Assim, Thauane, eu inicio dizendo a você que não sei como é
receber um diagnóstico de leucemia. Não sei como é perder o cabelo aos 19 anos.
Não sei como é acreditar que encontrou uma saída estética para cobrir a nudez
da cabeça e ouvir que esta saída não é ética. Não sei. Mas tento saber.
Acredito profundamente em vestir a pele do outro. Mas sei também do limite
deste gesto. Buscamos vestir, mas não conseguimos vestir por completo. A beleza
deste movimento é justamente a busca.
Ao tentar vestir a sua pele, consciente dos limites deste
gesto, posso sentir o quanto deve ter sido duro ouvir o que você conta ter
ouvido: “Você não pode usar turbante porque é branca”. Ter câncer é estar nu de
tantas maneiras diferentes, e a sua nudez estava exposta na sua cabeça. E você
tinha encontrado um abrigo que te fazia sentido, que era um turbante bonito.

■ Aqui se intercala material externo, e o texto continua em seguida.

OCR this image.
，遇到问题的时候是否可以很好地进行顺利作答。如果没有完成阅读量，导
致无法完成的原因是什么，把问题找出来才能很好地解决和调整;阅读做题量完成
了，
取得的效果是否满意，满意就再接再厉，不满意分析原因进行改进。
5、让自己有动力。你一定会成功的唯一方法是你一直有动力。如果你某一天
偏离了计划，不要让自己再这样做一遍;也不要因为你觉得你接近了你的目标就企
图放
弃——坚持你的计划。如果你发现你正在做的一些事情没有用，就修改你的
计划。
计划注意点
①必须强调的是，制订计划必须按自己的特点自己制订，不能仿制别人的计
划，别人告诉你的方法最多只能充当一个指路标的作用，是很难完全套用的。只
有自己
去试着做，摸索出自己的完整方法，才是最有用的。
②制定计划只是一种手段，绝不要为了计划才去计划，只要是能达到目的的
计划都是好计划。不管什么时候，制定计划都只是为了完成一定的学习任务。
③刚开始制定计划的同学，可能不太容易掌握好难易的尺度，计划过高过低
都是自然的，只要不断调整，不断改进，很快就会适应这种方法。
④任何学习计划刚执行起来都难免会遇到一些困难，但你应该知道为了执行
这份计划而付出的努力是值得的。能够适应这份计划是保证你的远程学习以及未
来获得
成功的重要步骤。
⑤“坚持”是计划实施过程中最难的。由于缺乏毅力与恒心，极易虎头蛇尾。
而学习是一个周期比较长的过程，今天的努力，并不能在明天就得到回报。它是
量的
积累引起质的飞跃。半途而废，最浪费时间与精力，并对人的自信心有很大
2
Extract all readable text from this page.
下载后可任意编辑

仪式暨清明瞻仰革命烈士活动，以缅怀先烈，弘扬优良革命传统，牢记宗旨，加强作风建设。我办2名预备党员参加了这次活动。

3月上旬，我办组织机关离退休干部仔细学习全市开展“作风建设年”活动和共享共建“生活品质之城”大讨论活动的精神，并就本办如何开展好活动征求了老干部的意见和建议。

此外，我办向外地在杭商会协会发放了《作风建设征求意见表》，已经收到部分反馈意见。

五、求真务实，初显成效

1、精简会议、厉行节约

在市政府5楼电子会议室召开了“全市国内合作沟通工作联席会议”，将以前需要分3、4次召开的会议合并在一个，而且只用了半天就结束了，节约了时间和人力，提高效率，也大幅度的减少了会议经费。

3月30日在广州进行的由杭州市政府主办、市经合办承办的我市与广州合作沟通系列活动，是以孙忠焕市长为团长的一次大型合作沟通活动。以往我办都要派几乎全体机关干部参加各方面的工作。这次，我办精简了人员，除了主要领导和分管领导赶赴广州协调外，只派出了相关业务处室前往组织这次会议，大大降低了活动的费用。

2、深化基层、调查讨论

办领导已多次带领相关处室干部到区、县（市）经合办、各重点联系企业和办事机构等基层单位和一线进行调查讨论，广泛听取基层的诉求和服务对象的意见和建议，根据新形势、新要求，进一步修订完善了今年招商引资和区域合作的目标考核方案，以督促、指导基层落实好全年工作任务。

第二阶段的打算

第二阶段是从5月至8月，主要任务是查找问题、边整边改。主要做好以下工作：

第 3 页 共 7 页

Para você também não era só um acessório, talvez fosse quase uma casa. E a
estranha que te aborda, cortando esta cena com um “não”, pode ter doído em
porções do seu corpo que você nem sabia que existiam até então.
É isso que eu apalpo quando tento te alcançar tendo apenas
lido você no Facebook. Você doendo. E, sentindo-se atacada, apropria-se do que
considera seu direito de vestir o que quiser, de se expressar como quiser pelo
que bota sobre seu corpo, e diz que, sim, TODOS podem usar turbante mesmo que
negras digam a você que não porque, afinal, qual é o problema de ser branca e
usar turbante? Afinal, não seria até mesmo um reconhecimento e uma homenagem,
já que você considera algo identificado com a cultura negra tão bonito que
escolhe botar na cabeça? E isso te parece bastante óbvio. E parece bastante
óbvio para muitas pessoas que te apoiam.
Eu escuto você. E compreendo o caminho do seu pensamento. E
percebo que, para mim, não é difícil vestir a sua pele, ainda que não possa,
jamais poderei, vesti-la por completo. É neste ponto que sou atravessada pela
primeira interrogação. É mais fácil para mim vestir a sua pele branca do que
vestir a pele negra da mulher que te abordou com um não. Eu tenho mais
elementos para vestir a sua pele branca e bem menos elementos para vestir a
pele negra dela. Por uma razão bastante óbvia: eu tenho uma vida de mulher
branca num país como o Brasil.
Esta constatação me faz perceber que, exatamente por ser
mais difícil, eu preciso tentar mais. Bem mais. Sabe, Thauane, eu nasci e
cresci numa cidade em que a maioria é descendente de imigrantes europeus,
especialmente alemães. Eu mesma sou descendente de italianos. Cresci observando
o racismo ser uma condição tão natural quanto comer e dormir. Não o racismo
disfarçado de tantos, mas o racismo que sequer estranha a si mesmo. Assim,
quando começaram os debates das cotas sociais X cotas raciais, e isso porque
não estou contando a parcela da população que acha que não precisa de cota
nenhuma, não me foi difícil concluir que as cotas deveriam ser raciais.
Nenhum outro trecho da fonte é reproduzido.